My eyes slid to Landon, then away. How could he be friends with someone who could shift their form at will? How could he trust someone like that to not rip off his face when they got angry? The questions sat on the tip of my tongue, but went no further—questions I’d had since seeing Walker and Kane transform in front of Landon that day in the woods.
Remembering the events of my last night in Alaska, my traitorous acts toward Emerson…I forced my hands to relax, twisting them against the smooth leather covering the steering wheel. It squeaked with the movement.
“Okay,” Marley’s voice came over my comm, and I straightened. “Your tail is doing a standard search pattern. You have some space.”
“Let me know when we’re clear.”
“Can do.”
I stared straight ahead, anxiety creeping up my spine with each silent second.
“I’d like to know more about these friends of yours,” Landon said after a few minutes. “Maybe I can be friends too.”
Alina snorted. “Marley pulled up his file. If a multimillionaire CEO wants to be friends with me, sure, I can suffer. Does friendship with him include borrowing his cabin on Vancouver Island? It’s massive.”
“Hold on, I’ll ask.”
After a full minute of waiting, Alina snorted again. “You’re not going to ask, are you?”
“Hell no.” Landon not strangling me was entirely temporary. I wasn’t going to start asking favors from the man I’d royally screwed over.
The things I’d done for my brother… I leaned forward and pressed my forehead against the steering wheel, wanting to bang it, but managing to restrain myself.
“How did you find me?” I asked finally, needing the answer in case Emerson could use the same method.

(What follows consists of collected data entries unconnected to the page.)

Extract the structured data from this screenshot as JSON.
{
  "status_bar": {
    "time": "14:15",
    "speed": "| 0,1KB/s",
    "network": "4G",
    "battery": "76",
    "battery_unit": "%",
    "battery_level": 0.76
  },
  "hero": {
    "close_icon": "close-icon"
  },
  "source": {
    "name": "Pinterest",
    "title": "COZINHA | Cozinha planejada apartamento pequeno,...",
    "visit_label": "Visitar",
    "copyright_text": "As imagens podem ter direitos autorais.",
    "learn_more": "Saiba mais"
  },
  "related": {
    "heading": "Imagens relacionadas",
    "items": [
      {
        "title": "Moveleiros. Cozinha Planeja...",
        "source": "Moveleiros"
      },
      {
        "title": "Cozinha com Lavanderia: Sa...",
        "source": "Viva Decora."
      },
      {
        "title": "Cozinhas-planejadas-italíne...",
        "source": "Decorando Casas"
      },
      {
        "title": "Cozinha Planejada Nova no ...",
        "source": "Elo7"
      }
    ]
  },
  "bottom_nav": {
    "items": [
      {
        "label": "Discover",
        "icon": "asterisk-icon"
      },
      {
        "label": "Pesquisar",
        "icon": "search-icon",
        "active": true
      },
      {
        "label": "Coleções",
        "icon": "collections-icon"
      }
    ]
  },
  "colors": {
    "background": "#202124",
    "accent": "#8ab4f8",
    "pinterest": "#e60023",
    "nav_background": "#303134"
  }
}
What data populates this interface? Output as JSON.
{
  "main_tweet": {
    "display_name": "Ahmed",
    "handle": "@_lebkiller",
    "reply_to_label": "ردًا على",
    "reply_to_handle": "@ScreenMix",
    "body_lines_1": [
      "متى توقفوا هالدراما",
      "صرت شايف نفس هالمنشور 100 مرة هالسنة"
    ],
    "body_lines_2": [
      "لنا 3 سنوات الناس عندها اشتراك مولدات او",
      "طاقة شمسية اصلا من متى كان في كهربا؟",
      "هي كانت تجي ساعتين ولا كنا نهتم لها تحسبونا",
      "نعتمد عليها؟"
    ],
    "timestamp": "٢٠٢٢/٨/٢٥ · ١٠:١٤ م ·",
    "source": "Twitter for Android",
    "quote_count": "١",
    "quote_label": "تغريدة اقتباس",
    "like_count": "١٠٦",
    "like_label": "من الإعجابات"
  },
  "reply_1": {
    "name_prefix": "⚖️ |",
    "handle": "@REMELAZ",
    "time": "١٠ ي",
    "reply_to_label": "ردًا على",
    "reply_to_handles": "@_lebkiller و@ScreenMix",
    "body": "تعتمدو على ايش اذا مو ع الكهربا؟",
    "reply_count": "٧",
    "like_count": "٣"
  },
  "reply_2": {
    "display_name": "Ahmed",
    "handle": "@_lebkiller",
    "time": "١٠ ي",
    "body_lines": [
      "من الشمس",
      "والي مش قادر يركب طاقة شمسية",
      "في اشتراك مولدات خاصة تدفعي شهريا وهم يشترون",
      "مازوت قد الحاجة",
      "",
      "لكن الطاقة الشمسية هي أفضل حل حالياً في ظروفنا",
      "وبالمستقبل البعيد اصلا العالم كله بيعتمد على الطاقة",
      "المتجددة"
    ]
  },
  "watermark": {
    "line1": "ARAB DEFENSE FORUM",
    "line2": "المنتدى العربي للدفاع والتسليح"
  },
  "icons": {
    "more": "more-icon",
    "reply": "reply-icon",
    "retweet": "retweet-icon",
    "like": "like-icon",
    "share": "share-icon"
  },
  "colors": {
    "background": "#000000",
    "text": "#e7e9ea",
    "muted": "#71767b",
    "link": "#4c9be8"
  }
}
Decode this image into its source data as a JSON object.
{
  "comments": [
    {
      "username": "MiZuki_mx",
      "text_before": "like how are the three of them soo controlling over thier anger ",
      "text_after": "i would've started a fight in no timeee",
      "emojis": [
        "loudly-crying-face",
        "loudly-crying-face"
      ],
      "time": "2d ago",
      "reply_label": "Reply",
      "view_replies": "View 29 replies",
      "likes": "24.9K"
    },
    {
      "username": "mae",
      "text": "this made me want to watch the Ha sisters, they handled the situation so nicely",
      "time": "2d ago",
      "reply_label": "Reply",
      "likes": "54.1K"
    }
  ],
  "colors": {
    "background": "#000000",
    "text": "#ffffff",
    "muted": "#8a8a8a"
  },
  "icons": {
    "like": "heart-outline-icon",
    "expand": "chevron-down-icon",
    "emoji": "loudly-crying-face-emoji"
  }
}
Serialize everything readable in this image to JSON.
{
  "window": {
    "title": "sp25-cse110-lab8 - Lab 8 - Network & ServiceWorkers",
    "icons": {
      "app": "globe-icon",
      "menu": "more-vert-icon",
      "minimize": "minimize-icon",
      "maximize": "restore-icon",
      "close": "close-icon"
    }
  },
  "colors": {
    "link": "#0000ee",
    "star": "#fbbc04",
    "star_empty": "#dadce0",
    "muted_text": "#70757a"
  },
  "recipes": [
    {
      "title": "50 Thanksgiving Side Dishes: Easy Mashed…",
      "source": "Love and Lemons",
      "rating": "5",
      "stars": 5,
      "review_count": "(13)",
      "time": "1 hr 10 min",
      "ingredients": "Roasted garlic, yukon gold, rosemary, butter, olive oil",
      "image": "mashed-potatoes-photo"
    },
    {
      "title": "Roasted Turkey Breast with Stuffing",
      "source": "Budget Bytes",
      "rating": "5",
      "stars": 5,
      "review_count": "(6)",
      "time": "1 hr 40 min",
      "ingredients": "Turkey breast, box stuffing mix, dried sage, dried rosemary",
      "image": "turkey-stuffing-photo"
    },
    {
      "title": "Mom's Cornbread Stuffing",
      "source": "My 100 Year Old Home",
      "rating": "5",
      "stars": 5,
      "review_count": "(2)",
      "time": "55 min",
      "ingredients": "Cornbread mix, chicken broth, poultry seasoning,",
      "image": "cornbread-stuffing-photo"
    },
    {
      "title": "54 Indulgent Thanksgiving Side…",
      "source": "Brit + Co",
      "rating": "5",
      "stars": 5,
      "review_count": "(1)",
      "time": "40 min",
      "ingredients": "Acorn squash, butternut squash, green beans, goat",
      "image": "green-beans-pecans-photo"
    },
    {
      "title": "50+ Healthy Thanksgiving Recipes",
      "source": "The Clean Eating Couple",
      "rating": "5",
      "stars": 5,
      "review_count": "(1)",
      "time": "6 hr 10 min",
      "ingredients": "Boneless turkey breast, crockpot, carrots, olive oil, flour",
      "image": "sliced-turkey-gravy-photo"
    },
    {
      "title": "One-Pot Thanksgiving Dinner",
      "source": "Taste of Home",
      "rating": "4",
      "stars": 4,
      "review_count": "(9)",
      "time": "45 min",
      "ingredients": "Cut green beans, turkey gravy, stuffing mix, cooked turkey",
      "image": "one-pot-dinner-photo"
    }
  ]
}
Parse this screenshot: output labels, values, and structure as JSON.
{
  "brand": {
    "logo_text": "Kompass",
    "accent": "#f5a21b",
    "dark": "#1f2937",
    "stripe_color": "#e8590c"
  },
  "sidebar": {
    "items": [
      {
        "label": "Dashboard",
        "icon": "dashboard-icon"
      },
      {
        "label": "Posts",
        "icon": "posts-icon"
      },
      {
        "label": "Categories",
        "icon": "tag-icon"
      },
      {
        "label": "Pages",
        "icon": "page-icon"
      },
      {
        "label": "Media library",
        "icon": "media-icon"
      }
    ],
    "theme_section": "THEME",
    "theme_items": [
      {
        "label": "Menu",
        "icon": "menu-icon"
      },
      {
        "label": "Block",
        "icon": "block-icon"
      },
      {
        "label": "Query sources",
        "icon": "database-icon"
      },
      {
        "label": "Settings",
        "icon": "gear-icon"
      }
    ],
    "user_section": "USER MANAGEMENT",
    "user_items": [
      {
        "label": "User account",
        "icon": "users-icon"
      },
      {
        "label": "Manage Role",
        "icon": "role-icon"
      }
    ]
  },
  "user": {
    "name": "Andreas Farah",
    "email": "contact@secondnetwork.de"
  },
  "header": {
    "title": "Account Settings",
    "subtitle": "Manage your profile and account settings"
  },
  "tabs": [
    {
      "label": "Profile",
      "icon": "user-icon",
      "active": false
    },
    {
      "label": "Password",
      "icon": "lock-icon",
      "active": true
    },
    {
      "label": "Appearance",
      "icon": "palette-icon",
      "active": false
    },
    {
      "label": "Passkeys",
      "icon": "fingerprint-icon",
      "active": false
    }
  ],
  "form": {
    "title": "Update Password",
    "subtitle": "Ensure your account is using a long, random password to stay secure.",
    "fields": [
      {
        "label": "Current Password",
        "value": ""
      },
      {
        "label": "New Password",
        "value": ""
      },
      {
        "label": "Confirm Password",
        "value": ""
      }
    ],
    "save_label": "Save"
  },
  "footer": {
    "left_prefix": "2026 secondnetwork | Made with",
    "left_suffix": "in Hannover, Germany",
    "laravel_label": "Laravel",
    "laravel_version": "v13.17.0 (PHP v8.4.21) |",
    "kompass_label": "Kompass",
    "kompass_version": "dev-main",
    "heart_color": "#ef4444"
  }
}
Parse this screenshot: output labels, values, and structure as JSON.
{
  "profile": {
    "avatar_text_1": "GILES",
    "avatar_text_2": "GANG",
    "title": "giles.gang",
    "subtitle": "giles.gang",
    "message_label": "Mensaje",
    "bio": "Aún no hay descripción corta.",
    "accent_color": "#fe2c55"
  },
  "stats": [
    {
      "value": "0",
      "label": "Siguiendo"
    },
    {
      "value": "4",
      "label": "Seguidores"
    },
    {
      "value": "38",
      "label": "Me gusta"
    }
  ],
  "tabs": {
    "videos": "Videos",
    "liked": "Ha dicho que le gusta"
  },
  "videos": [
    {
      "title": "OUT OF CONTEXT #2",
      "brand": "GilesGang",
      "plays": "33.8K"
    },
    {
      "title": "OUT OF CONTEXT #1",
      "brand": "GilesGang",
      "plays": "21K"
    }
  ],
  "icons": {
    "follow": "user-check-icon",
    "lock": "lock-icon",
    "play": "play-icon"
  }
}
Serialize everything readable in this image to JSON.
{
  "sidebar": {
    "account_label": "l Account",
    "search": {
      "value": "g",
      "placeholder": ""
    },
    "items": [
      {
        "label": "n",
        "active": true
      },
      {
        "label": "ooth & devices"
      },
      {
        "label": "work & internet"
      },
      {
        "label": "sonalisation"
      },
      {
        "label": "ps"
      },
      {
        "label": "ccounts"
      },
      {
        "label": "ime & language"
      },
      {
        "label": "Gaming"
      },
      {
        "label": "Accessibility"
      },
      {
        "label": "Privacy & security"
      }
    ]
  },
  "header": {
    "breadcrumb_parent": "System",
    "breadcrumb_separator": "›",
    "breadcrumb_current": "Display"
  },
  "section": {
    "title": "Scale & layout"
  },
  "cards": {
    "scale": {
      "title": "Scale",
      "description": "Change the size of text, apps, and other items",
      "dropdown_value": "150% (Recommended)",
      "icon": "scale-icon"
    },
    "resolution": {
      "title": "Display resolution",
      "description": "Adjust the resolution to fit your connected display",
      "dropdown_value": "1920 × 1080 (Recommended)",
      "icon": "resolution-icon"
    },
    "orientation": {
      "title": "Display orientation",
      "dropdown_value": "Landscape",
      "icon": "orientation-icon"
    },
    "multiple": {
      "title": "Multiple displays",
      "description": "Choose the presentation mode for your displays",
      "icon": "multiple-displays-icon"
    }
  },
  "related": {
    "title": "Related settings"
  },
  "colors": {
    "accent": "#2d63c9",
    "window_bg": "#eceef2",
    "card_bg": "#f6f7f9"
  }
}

Landon was silent for so long, I turned my head and met his gaze. That one, fury-infused expression was enough to make it feel like he’d punched me in the stomach. I’d hurt him. Badly. I’d gotten a job with his company under false pretenses. I’d slept with him, then stabbed him in the back after he’d given me the best parts of himself. And there probably wasn’t anything I could do to fix my sins.
I didn’t deserve a second chance.
I didn’t deserve kindness.
Whatever he wanted to dish out in retribution, I’d take with a smile on my face. It was the least I could do.
“I’m going to need every detail you have on Walker Hayles’s last whereabouts,” he said, his jaw clenched.
I faced forward, my forehead pressing harder against the steering wheel, a physical reminder I was alive and free of my brother. I cleared my throat. “Of course.” I’d give him information on the compound in Alaska, even if I knew Walker wasn’t there anymore. Marley had confirmed its destruction with satellite imaging. “Let’s get out of this situation first.”
I straightened and leaned against the headrest, waiting for Marley to give us the all clear.
We were quiet for a while, when he said, “To answer your question, it was luck. Luck was how I found you.”
Hopefully my brother wasn’t so lucky.
“Are you bringing Mr. CEO here?” Marley asked in my ear after a while.
“No.” Too complicated. Too much. Too…everything.